The Texas Senate has approved two bills—one that lowers the penalty for cannabis concentrate possession and another that permits researchers in Texas to study the therapeutic potential of psychedelic substances, such as psilocybin.
Still, these bills aren’t ready to be signed by the governor, since there have been a number of revisions made to them. They must first go to the originating chamber, where they can be properly revised.
House Billl 1802 seems to have garnered the most attention, because allowing psychedelic therapies is a huge, unexpected step forward for the typically Republican state.

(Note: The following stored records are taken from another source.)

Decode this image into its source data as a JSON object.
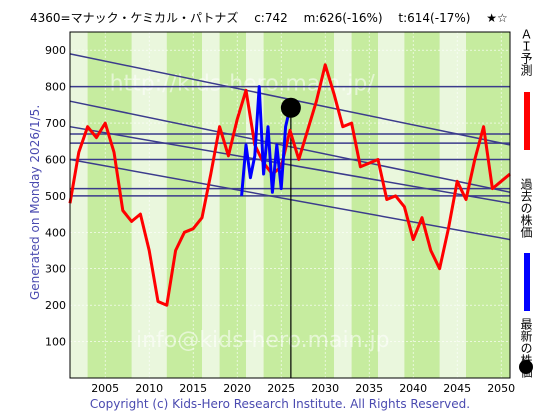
{
  "header": {
    "ticker": "4360=マナック・ケミカル・パトナズ",
    "current": "c:742",
    "m": "m:626(-16%)",
    "t": "t:614(-17%)",
    "stars": "★☆"
  },
  "generated_label": "Generated on Monday 2026/1/5.",
  "copyright": "Copyright (c) Kids-Hero Research Institute. All Rights Reserved.",
  "legend": {
    "ai_forecast": "ＡＩ予測",
    "past_price": "過去の株価",
    "latest_price": "最新の株価",
    "ai_color": "#ff0000",
    "past_color": "#0000ff",
    "latest_color": "#000000"
  },
  "watermarks": {
    "url": "http://kids-hero.main.jp/",
    "email": "info@kids-hero.main.jp"
  },
  "chart_data": {
    "type": "line",
    "xlim": [
      2001,
      2051
    ],
    "ylim": [
      0,
      950
    ],
    "x_ticks": [
      "2005",
      "2010",
      "2015",
      "2020",
      "2025",
      "2030",
      "2035",
      "2040",
      "2045",
      "2050"
    ],
    "y_ticks": [
      "100",
      "200",
      "300",
      "400",
      "500",
      "600",
      "700",
      "800",
      "900"
    ],
    "horizontal_levels": [
      500,
      520,
      600,
      645,
      670,
      800
    ],
    "trend_lines": [
      {
        "from": [
          2001,
          890
        ],
        "to": [
          2051,
          640
        ]
      },
      {
        "from": [
          2001,
          760
        ],
        "to": [
          2051,
          510
        ]
      },
      {
        "from": [
          2001,
          690
        ],
        "to": [
          2051,
          480
        ]
      },
      {
        "from": [
          2001,
          600
        ],
        "to": [
          2051,
          380
        ]
      }
    ],
    "current_marker": {
      "x": 2026.1,
      "y": 742
    },
    "series": [
      {
        "name": "ＡＩ予測",
        "color": "#ff0000",
        "x": [
          2001,
          2002,
          2003,
          2004,
          2005,
          2006,
          2007,
          2008,
          2009,
          2010,
          2011,
          2012,
          2013,
          2014,
          2015,
          2016,
          2017,
          2018,
          2019,
          2020,
          2021,
          2022,
          2023,
          2024,
          2025,
          2026,
          2027,
          2028,
          2029,
          2030,
          2031,
          2032,
          2033,
          2034,
          2035,
          2036,
          2037,
          2038,
          2039,
          2040,
          2041,
          2042,
          2043,
          2044,
          2045,
          2046,
          2047,
          2048,
          2049,
          2050,
          2051
        ],
        "values": [
          480,
          620,
          690,
          660,
          700,
          620,
          460,
          430,
          450,
          350,
          210,
          200,
          350,
          400,
          410,
          440,
          560,
          690,
          610,
          710,
          790,
          640,
          590,
          560,
          580,
          680,
          600,
          680,
          760,
          860,
          780,
          690,
          700,
          580,
          590,
          600,
          490,
          500,
          470,
          380,
          440,
          350,
          300,
          410,
          540,
          490,
          600,
          690,
          520,
          540,
          560
        ]
      },
      {
        "name": "過去の株価",
        "color": "#0000ff",
        "x": [
          2020.5,
          2021,
          2021.5,
          2022,
          2022.5,
          2023,
          2023.5,
          2024,
          2024.5,
          2025,
          2025.5,
          2026
        ],
        "values": [
          500,
          640,
          550,
          610,
          800,
          560,
          690,
          510,
          640,
          520,
          690,
          742
        ]
      }
    ]
  }
}
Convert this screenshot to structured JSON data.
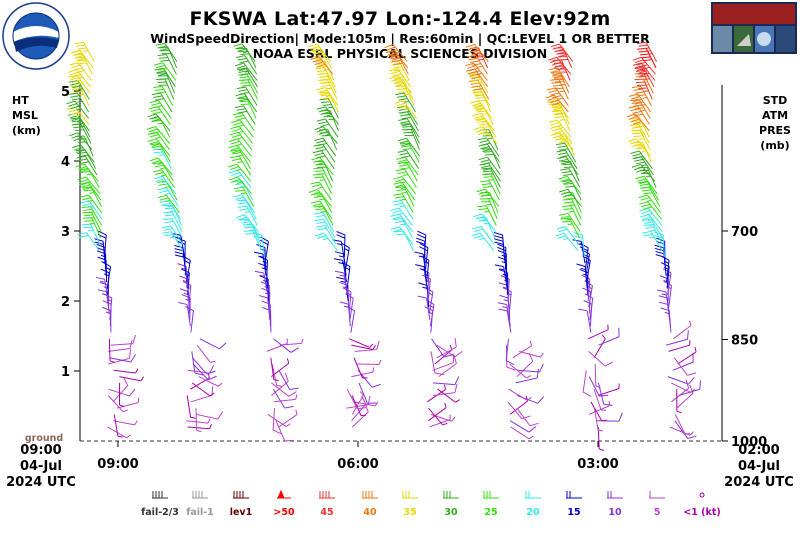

This bill is most interested in alternative treatment paths for those struggling with post-traumatic stress disorder (PTSD). More particularly, the bill seeks interest in psilocybin, MDMA and ketamine.
The other bill, House Bill 2593 has already made Texas history. The state hasn’t minimized penalties on cannabis possession since the 1970s. Now, residents will only be charged with a class B misdemeanor if they’re carrying up to 56 grams of concentrates.
In a separate bill that has recently passed in the state’s House, laws would change to expand Texas’ medical cannabis program. These changes include:
- Qualifying people with debilitating health conditions
- Adding all chronic pain patients
- Including anyone who’s diagnosed with PTSD (rather than just veterans with PTSD)
- Raising the tetrahydrocannabinol (THC) limit from 0.5 percent to 1 percent
While there remains a lot of uncertainty with the approval of this House Bill, advocates are hoping the state will follow through.
Furthermore, with these changes, Texas is also trying to ban the possession of the unregulated Delta-8 THC market.
In fact, this is one of the biggest difficulties Texas is having with these bills. Most Delta-8-THC products come from the hemp industry, which is federally legal. Since there is discord between federal and state laws, there’s been little control over the output of products hitting the market.